Bookmakers warned ATP: report
The BBC and BuzzFeed allegations were based on files they reported had been leaked "from inside the sport" showing evidence of suspected match-fixing orchestrated by gambling syndicates in Russia and Italy that had been uncovered during an ATP investigation of a 2007 match in Sopot, Poland, involving suspiciously high levels of betting.
According to the reports, the ATP investigation widened to uncover a network of other players suspected of match-fixing, but officials didn't follow up on the cases. Since then, the reports said, the ATP has repeatedly been warned by bookmakers, foreign police and other investigators about many of the same players, but hasn't taken any action against them.
Kermode said the integrity unit had been formed in 2008 as a joint initiative of the International Tennis Federation, the ATP, the WTA and the Grand Slam Board to combat corruption in the wake of the Sopot investigation.
He maintained that the unit investigates every report it receives and takes action only when it has enough evidence to do so. It has since sanctioned 18 people for match-fixing, including five players and one official who received lifetime bans.
"You can have lots of information, lots of anecdotal reports, but it's about getting evidence that we can use," Kermode said.
TIU chief Nigel Willerton declined to say whether any players at the Australian Open were being monitored for suspected match-fixing.
Many of those punished have been lower-ranked players on the second-tier Challenger tour. Two of the most higher-profile players — former top-50 players Daniele Bracciali and Potito Starace — were initially banned for life before their suspensions were lifted by the Italian Tennis Federation last year.

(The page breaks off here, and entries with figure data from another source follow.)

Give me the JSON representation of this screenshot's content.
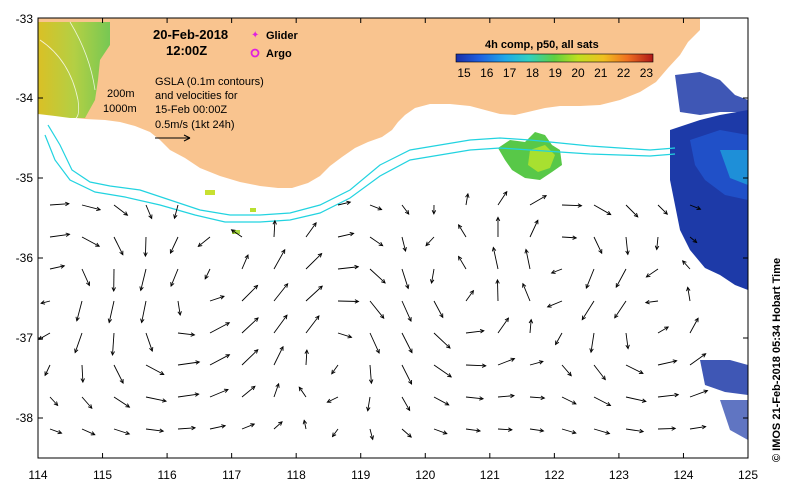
{
  "map": {
    "date": "20-Feb-2018",
    "time": "12:00Z",
    "legend": {
      "glider_label": "Glider",
      "argo_label": "Argo",
      "glider_color": "#e020e0",
      "argo_color": "#e020e0"
    },
    "gsla": {
      "line1": "GSLA (0.1m contours)",
      "line2": "and velocities for",
      "line3": "15-Feb 00:00Z",
      "line4": "0.5m/s (1kt 24h)"
    },
    "isobaths": {
      "shallow": "200m",
      "deep": "1000m",
      "color": "#22d3e0"
    },
    "colorbar": {
      "title": "4h comp, p50, all sats",
      "ticks": [
        "15",
        "16",
        "17",
        "18",
        "19",
        "20",
        "21",
        "22",
        "23"
      ]
    },
    "credit": "© IMOS 21-Feb-2018 05:34 Hobart Time",
    "x_ticks": [
      "114",
      "115",
      "116",
      "117",
      "118",
      "119",
      "120",
      "121",
      "122",
      "123",
      "124",
      "125"
    ],
    "y_ticks": [
      "-33",
      "-34",
      "-35",
      "-36",
      "-37",
      "-38"
    ],
    "colors": {
      "land": "#f9c48f",
      "arrow": "#000000"
    }
  }
}
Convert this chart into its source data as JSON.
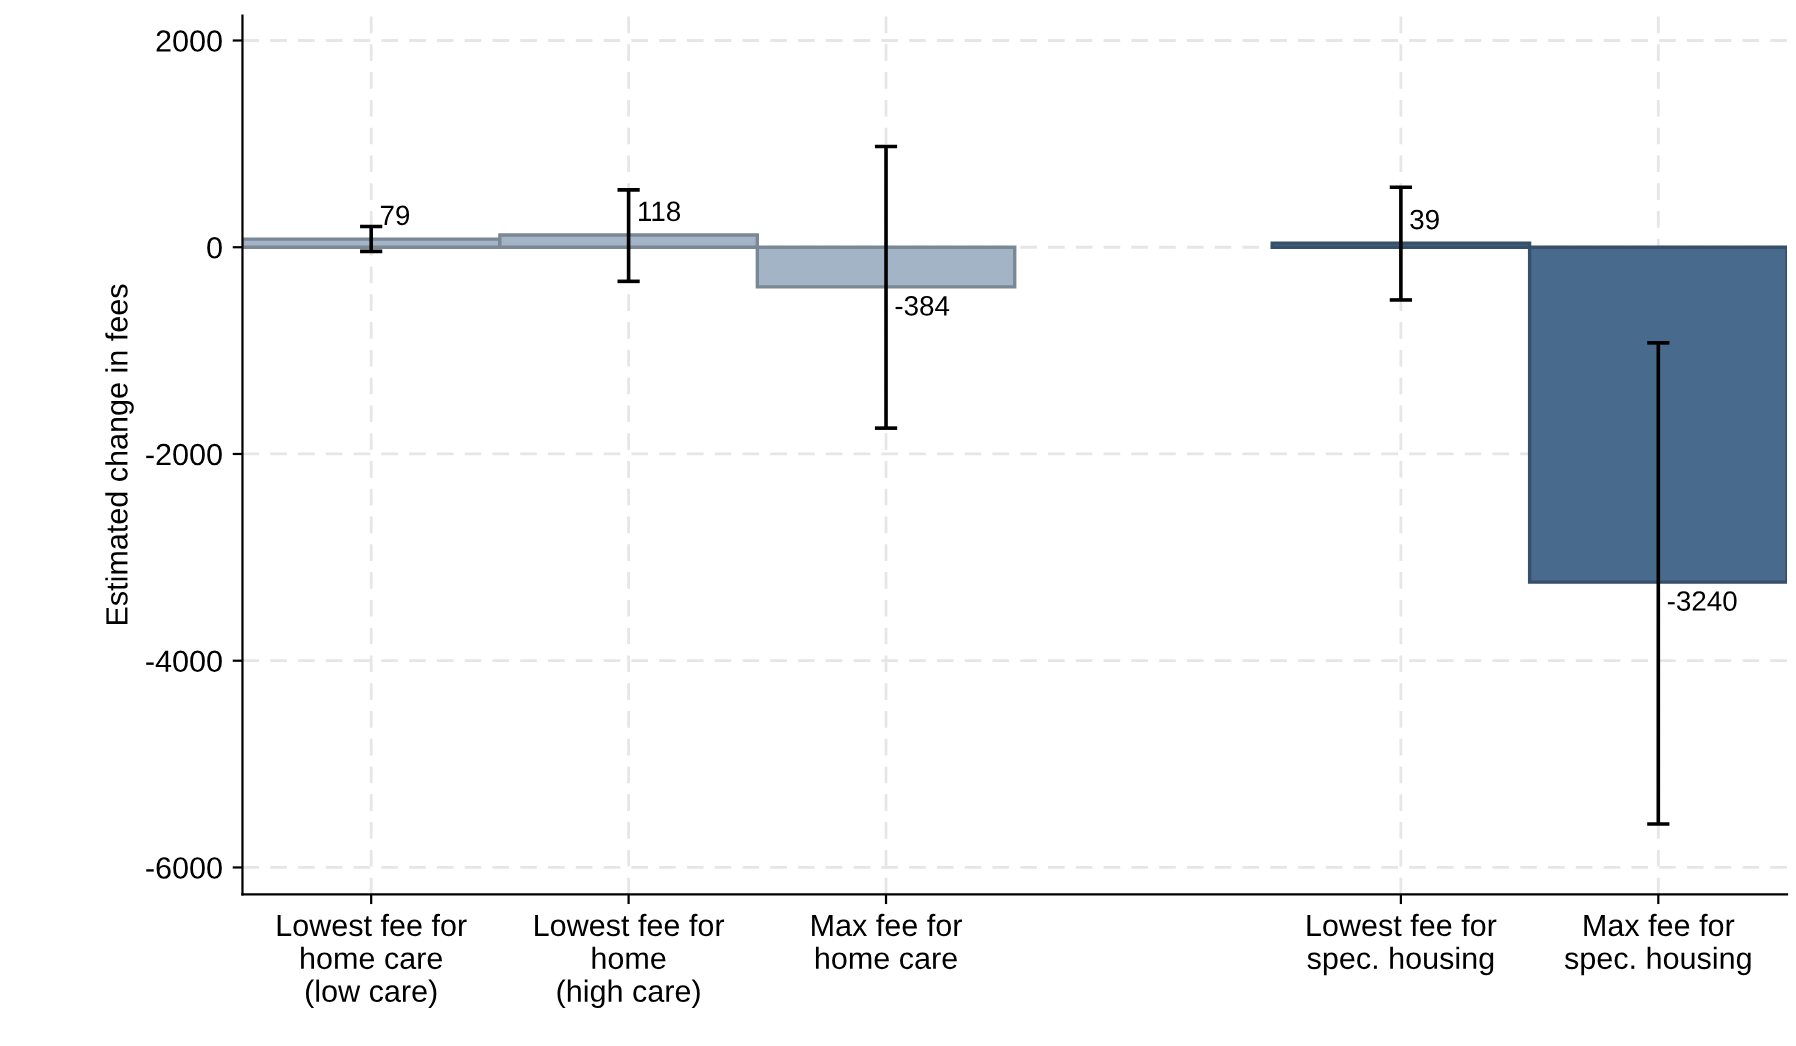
{
  "chart_data": {
    "type": "bar",
    "ylabel": "Estimated change in fees",
    "categories": [
      "Lowest fee for\nhome care\n(low care)",
      "Lowest fee for\nhome\n(high care)",
      "Max fee for\nhome care",
      null,
      "Lowest fee for\nspec. housing",
      "Max fee for\nspec. housing"
    ],
    "values": [
      79,
      118,
      -384,
      null,
      39,
      -3240
    ],
    "colors": [
      "#a3b4c6",
      "#a3b4c6",
      "#a3b4c6",
      "#a3b4c6",
      "#486a8c",
      "#486a8c"
    ],
    "errors": [
      [
        -40,
        200
      ],
      [
        -330,
        555
      ],
      [
        -1750,
        975
      ],
      null,
      [
        -510,
        580
      ],
      [
        -5580,
        -925
      ]
    ],
    "data_labels": true,
    "ylim": [
      -6260,
      2240
    ],
    "yticks": [
      -6000,
      -4000,
      -2000,
      0,
      2000
    ],
    "grid": true,
    "legend": false
  }
}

Top-ranked Novak Djokovic said he doubted the problem extended to the top level of the sport, and pointed to the enhanced monitoring systems put in place.
"We have, I think, a sport [that has] evolved and upgraded our programs and authorities to deal with these particular cases," he said. "There's no real proof or evidence yet of any active players [being involved in match-fixing], for that matter. As long as it's like that, it's just speculation."

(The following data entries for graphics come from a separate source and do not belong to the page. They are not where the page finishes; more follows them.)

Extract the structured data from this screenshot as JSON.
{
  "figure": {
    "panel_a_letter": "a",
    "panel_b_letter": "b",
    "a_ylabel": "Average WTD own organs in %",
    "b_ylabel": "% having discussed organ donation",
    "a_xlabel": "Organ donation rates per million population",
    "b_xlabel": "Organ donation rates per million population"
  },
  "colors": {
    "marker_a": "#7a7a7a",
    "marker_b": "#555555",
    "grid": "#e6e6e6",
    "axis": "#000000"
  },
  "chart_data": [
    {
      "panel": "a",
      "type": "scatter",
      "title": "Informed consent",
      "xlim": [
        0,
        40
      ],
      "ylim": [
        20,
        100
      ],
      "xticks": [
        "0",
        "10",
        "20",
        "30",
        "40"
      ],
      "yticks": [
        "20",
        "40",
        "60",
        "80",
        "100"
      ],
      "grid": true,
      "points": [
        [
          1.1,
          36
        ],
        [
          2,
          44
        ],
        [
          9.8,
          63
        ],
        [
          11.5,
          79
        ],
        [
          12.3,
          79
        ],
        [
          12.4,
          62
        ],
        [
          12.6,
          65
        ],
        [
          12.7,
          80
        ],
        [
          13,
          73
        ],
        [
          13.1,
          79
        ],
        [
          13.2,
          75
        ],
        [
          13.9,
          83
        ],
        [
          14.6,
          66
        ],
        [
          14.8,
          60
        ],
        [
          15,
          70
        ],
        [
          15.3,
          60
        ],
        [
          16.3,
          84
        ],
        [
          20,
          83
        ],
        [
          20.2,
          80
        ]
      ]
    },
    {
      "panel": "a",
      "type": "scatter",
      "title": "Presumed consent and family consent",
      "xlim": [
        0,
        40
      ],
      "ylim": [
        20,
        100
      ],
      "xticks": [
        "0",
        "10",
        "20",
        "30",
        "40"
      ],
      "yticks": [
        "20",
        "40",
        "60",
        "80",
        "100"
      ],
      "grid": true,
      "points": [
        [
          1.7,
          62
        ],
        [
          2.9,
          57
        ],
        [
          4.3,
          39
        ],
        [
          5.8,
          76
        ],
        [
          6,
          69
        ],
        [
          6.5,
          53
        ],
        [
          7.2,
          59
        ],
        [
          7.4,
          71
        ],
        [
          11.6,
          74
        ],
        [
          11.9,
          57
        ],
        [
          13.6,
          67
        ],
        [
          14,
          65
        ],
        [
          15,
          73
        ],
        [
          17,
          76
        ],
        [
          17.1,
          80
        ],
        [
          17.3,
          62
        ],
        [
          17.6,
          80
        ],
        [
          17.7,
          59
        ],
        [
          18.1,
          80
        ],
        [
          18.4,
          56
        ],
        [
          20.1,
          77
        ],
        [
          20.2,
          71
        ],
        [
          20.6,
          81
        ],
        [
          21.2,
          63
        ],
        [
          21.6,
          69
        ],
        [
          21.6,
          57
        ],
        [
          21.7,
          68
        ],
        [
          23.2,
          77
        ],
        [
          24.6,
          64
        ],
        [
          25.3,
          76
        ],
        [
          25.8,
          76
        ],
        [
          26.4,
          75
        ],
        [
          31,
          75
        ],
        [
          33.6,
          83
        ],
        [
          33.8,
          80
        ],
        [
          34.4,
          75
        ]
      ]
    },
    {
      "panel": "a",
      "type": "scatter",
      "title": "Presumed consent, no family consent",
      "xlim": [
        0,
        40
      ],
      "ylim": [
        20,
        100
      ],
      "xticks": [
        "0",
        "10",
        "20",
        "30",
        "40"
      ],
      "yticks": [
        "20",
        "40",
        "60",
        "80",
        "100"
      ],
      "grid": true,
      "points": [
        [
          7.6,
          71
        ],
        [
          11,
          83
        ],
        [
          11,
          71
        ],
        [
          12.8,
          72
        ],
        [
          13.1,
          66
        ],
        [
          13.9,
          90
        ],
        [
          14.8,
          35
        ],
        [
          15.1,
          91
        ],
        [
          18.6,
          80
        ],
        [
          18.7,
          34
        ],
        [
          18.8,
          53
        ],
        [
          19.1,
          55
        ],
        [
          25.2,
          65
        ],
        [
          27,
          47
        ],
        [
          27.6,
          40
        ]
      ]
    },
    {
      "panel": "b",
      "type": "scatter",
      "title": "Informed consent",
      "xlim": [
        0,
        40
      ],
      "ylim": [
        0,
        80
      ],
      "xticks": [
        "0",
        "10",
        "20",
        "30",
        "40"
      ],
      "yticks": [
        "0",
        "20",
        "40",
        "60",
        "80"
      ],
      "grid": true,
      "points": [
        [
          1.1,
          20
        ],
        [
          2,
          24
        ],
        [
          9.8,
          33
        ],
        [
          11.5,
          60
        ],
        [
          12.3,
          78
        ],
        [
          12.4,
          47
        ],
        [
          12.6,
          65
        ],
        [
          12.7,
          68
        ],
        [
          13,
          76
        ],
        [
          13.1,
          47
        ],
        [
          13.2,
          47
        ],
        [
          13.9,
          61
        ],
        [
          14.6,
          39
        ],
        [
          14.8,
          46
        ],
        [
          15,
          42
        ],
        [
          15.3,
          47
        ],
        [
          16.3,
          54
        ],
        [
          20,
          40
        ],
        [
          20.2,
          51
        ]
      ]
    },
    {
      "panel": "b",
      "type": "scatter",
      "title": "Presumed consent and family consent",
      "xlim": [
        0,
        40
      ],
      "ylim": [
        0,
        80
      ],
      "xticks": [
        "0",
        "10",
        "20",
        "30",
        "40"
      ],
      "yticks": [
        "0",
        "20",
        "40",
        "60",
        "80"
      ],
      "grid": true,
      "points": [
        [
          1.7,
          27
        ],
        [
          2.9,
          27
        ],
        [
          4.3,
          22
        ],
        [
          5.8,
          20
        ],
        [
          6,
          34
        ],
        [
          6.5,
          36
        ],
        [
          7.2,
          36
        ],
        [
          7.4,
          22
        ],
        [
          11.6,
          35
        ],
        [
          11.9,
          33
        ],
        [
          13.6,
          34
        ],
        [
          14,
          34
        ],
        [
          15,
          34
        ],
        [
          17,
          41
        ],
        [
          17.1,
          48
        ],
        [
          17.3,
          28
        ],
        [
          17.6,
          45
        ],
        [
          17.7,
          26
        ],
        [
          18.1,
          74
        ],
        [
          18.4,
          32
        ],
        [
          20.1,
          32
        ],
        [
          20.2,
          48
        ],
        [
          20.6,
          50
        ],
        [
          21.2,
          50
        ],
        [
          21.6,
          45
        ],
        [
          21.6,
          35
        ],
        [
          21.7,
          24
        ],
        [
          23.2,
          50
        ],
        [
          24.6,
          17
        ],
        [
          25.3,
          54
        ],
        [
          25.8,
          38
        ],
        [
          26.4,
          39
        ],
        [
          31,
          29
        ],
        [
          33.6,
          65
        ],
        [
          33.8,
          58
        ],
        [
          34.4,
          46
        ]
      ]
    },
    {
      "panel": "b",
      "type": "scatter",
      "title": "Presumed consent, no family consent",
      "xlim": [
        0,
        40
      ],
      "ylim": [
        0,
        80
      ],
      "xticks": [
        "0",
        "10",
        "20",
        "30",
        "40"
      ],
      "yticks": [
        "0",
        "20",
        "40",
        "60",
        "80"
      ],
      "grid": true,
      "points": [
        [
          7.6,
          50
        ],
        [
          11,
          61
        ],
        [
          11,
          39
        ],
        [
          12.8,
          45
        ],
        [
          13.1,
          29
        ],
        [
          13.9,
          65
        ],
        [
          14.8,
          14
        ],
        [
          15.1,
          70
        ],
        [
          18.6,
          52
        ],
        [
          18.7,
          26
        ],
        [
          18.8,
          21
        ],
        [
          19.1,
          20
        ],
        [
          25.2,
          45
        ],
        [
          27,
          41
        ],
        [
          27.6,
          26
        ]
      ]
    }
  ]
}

Djokovic did confirm, though, that members of his support team were approached about throwing a match in Russia in 2007.
"I was not approached directly. I was approached through people that were working with me at that time," he said. "Of course, we [rejected] it right away. It didn't even get to me — the guy that was trying to talk to me, he didn't even get to me directly. There was nothing out of it."
Other questions were raised Monday about whether the sport was sending mixed messages by allowing the bookmaker William Hill to become one of the Australian Open's sponsors this year and advertise on stadium courts. "Honestly it's on a borderline, I would say," Djokovic said. "Whether you want to have betting companies involved in the big tournaments in our sport or not, it's hard to say what's right and what's wrong."